The cougar padded around the side of the couch, and Alex walked backward, moving toward the kitchen. She picked up a lamp from a table, yanking the cord out of the wall. Raising it above her head, she tried to look huge and menacing, but knew she just looked like a person in her pj’s holding a lamp.
The cougar continued to creep forward, and Alex felt the swinging doors to the kitchen at her back. She pushed through them, then, when she was briefly out of the cat’s sight, turned and raced to the cabinets. She wrenched open the door to the first cabinet, not quite remembering behind which of the long line of doors the fireworks were. As she opened the third cabinet door, the kitchen entrance swung open. The mountain lion stole into the room, pinpointing her location. The fourth cabinet held the firecrackers. She drew down the package, realizing she didn’t have matches. She had to get to the stove.
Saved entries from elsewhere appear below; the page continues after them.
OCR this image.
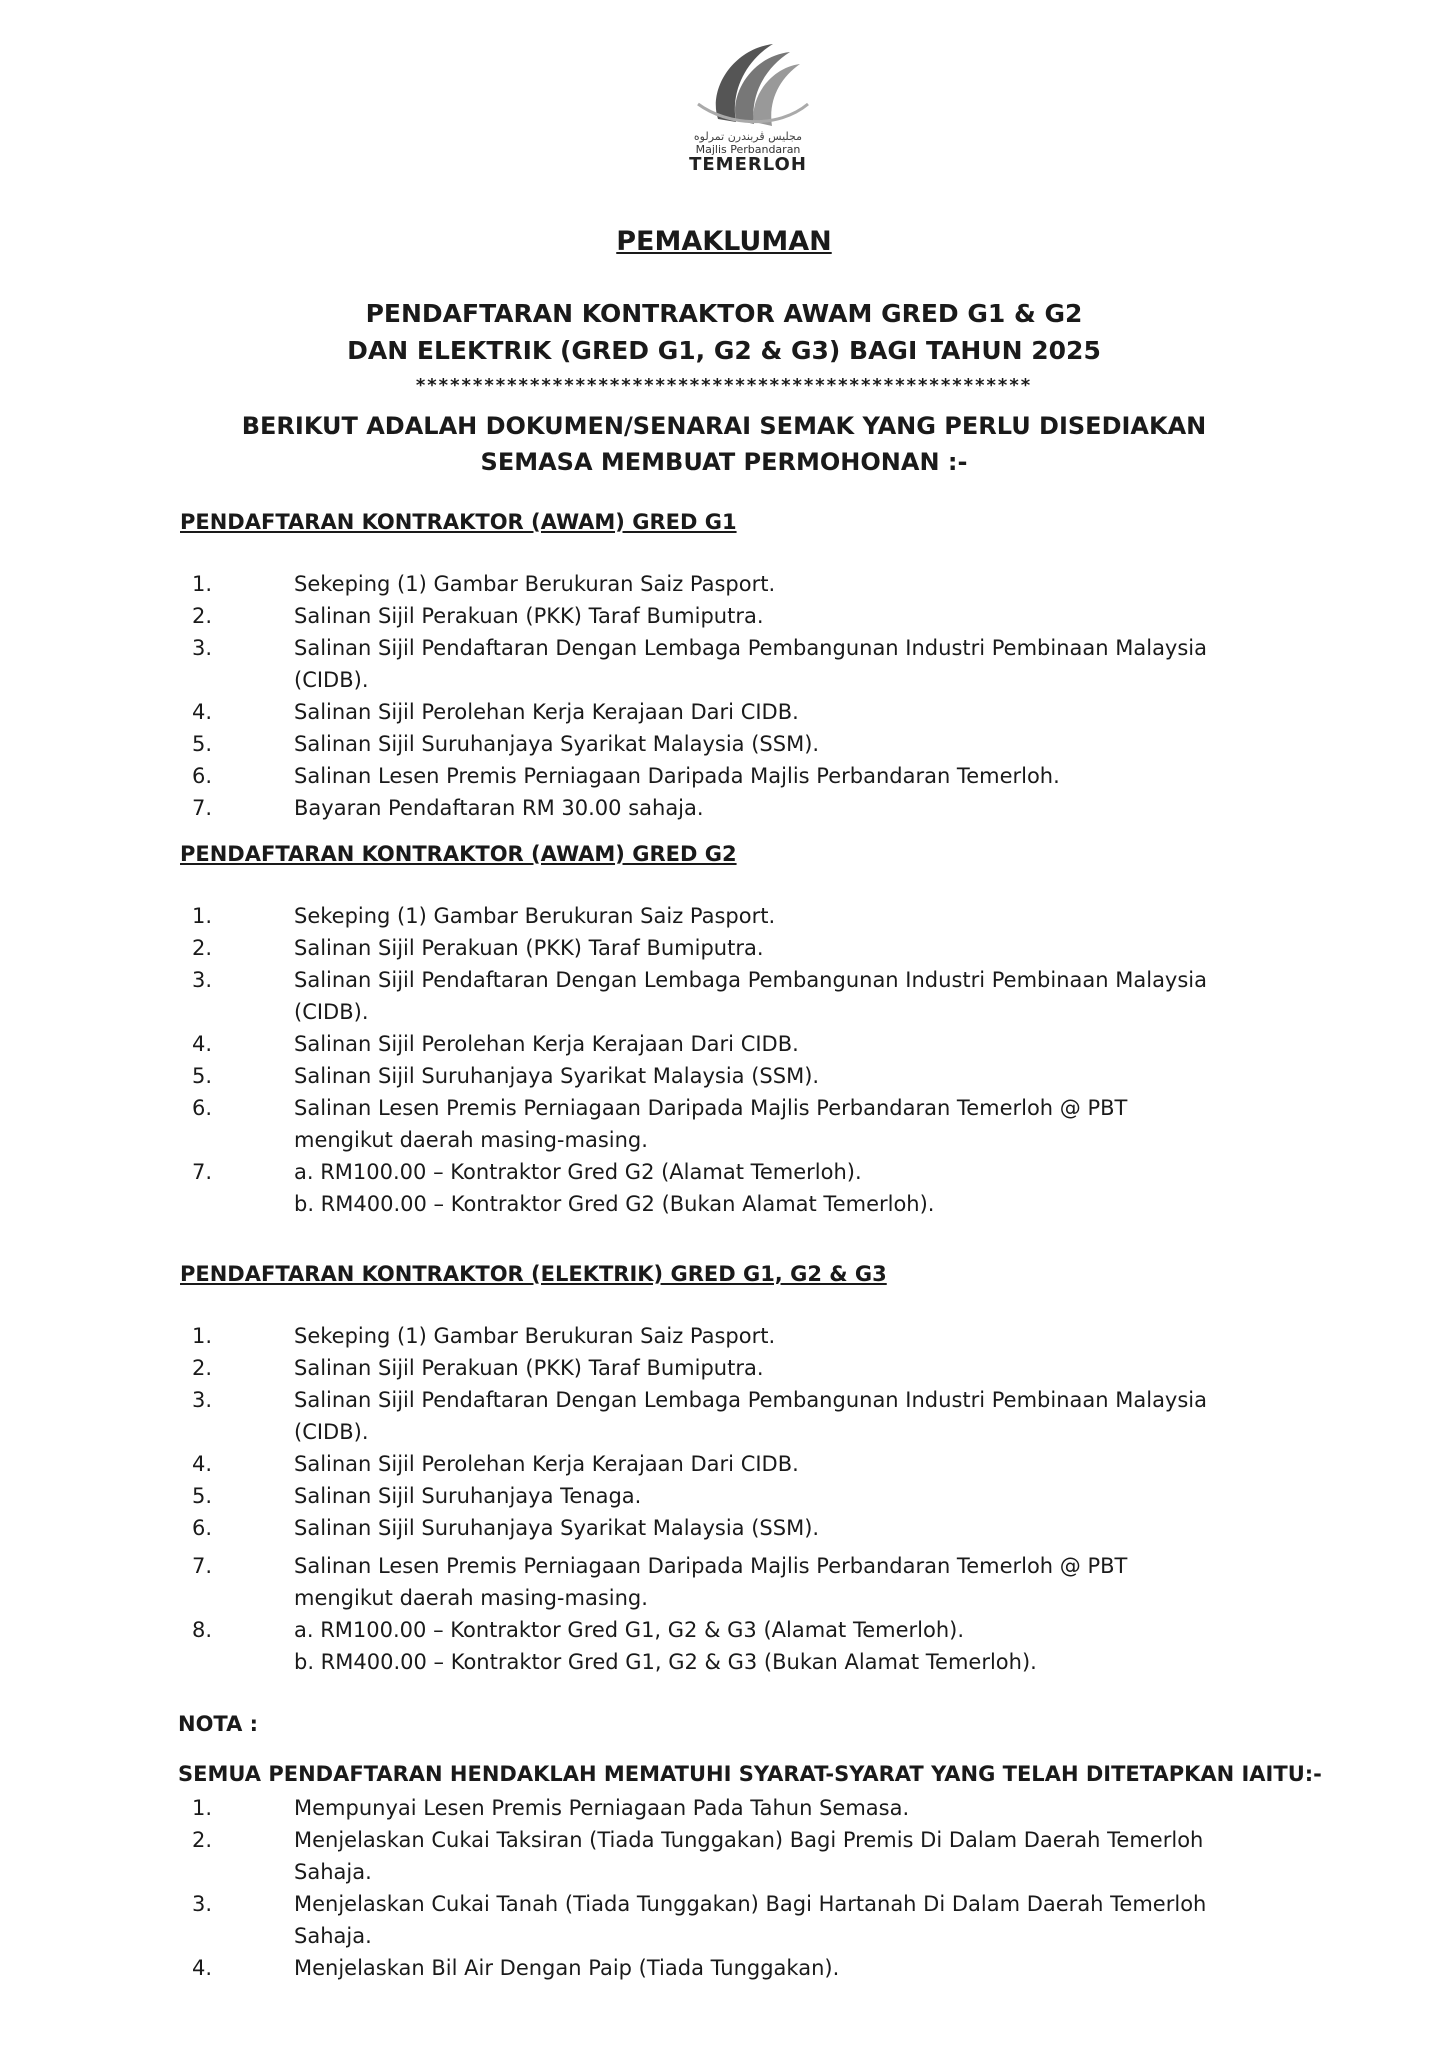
مجليس ڤربندرن تمرلوه
Majlis Perbandaran
TEMERLOH
PEMAKLUMAN
PENDAFTARAN KONTRAKTOR AWAM GRED G1 & G2
DAN ELEKTRIK (GRED G1, G2 & G3) BAGI TAHUN 2025
******************************************************
BERIKUT ADALAH DOKUMEN/SENARAI SEMAK YANG PERLU DISEDIAKAN
SEMASA MEMBUAT PERMOHONAN :-
PENDAFTARAN KONTRAKTOR (AWAM) GRED G1
1.	Sekeping (1) Gambar Berukuran Saiz Pasport.
2.	Salinan Sijil Perakuan (PKK) Taraf Bumiputra.
3.	Salinan Sijil Pendaftaran Dengan Lembaga Pembangunan Industri Pembinaan Malaysia
(CIDB).
4.	Salinan Sijil Perolehan Kerja Kerajaan Dari CIDB.
5.	Salinan Sijil Suruhanjaya Syarikat Malaysia (SSM).
6.	Salinan Lesen Premis Perniagaan Daripada Majlis Perbandaran Temerloh.
7.	Bayaran Pendaftaran RM 30.00 sahaja.
PENDAFTARAN KONTRAKTOR (AWAM) GRED G2
1.	Sekeping (1) Gambar Berukuran Saiz Pasport.
2.	Salinan Sijil Perakuan (PKK) Taraf Bumiputra.
3.	Salinan Sijil Pendaftaran Dengan Lembaga Pembangunan Industri Pembinaan Malaysia
(CIDB).
4.	Salinan Sijil Perolehan Kerja Kerajaan Dari CIDB.
5.	Salinan Sijil Suruhanjaya Syarikat Malaysia (SSM).
6.	Salinan Lesen Premis Perniagaan Daripada Majlis Perbandaran Temerloh @ PBT
mengikut daerah masing-masing.
7.	a. RM100.00 – Kontraktor Gred G2 (Alamat Temerloh).
b. RM400.00 – Kontraktor Gred G2 (Bukan Alamat Temerloh).
PENDAFTARAN KONTRAKTOR (ELEKTRIK) GRED G1, G2 & G3
1.	Sekeping (1) Gambar Berukuran Saiz Pasport.
2.	Salinan Sijil Perakuan (PKK) Taraf Bumiputra.
3.	Salinan Sijil Pendaftaran Dengan Lembaga Pembangunan Industri Pembinaan Malaysia
(CIDB).
4.	Salinan Sijil Perolehan Kerja Kerajaan Dari CIDB.
5.	Salinan Sijil Suruhanjaya Tenaga.
6.	Salinan Sijil Suruhanjaya Syarikat Malaysia (SSM).
7.	Salinan Lesen Premis Perniagaan Daripada Majlis Perbandaran Temerloh @ PBT
mengikut daerah masing-masing.
8.	a. RM100.00 – Kontraktor Gred G1, G2 & G3 (Alamat Temerloh).
b. RM400.00 – Kontraktor Gred G1, G2 & G3 (Bukan Alamat Temerloh).
NOTA :
SEMUA PENDAFTARAN HENDAKLAH MEMATUHI SYARAT-SYARAT YANG TELAH DITETAPKAN IAITU:-
1.	Mempunyai Lesen Premis Perniagaan Pada Tahun Semasa.
2.	Menjelaskan Cukai Taksiran (Tiada Tunggakan) Bagi Premis Di Dalam Daerah Temerloh
Sahaja.
3.	Menjelaskan Cukai Tanah (Tiada Tunggakan) Bagi Hartanah Di Dalam Daerah Temerloh
Sahaja.
4.	Menjelaskan Bil Air Dengan Paip (Tiada Tunggakan).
She glanced toward the window with the broken lock, seeing that the cinder block had been shoved aside, pushed across the counter. The cougar must have been desperate, too sick to effectively hunt, and drawn by the smell of cooked food.
Stepping backward, she rounded the corner of the long center island where food was prepared, trying to keep it between her and the cougar. She saw now that it walked with a limp. Its front right paw was injured, a nasty wound there looking raw and infected.
She reached the stove, then felt around for the drawer handle next to it. Her hands closed on cold metal and she opened it, not taking her eyes off the cat. It was almost at the end of the center island. She fumbled around for the matches; then her fingers connected with the small cardboard box.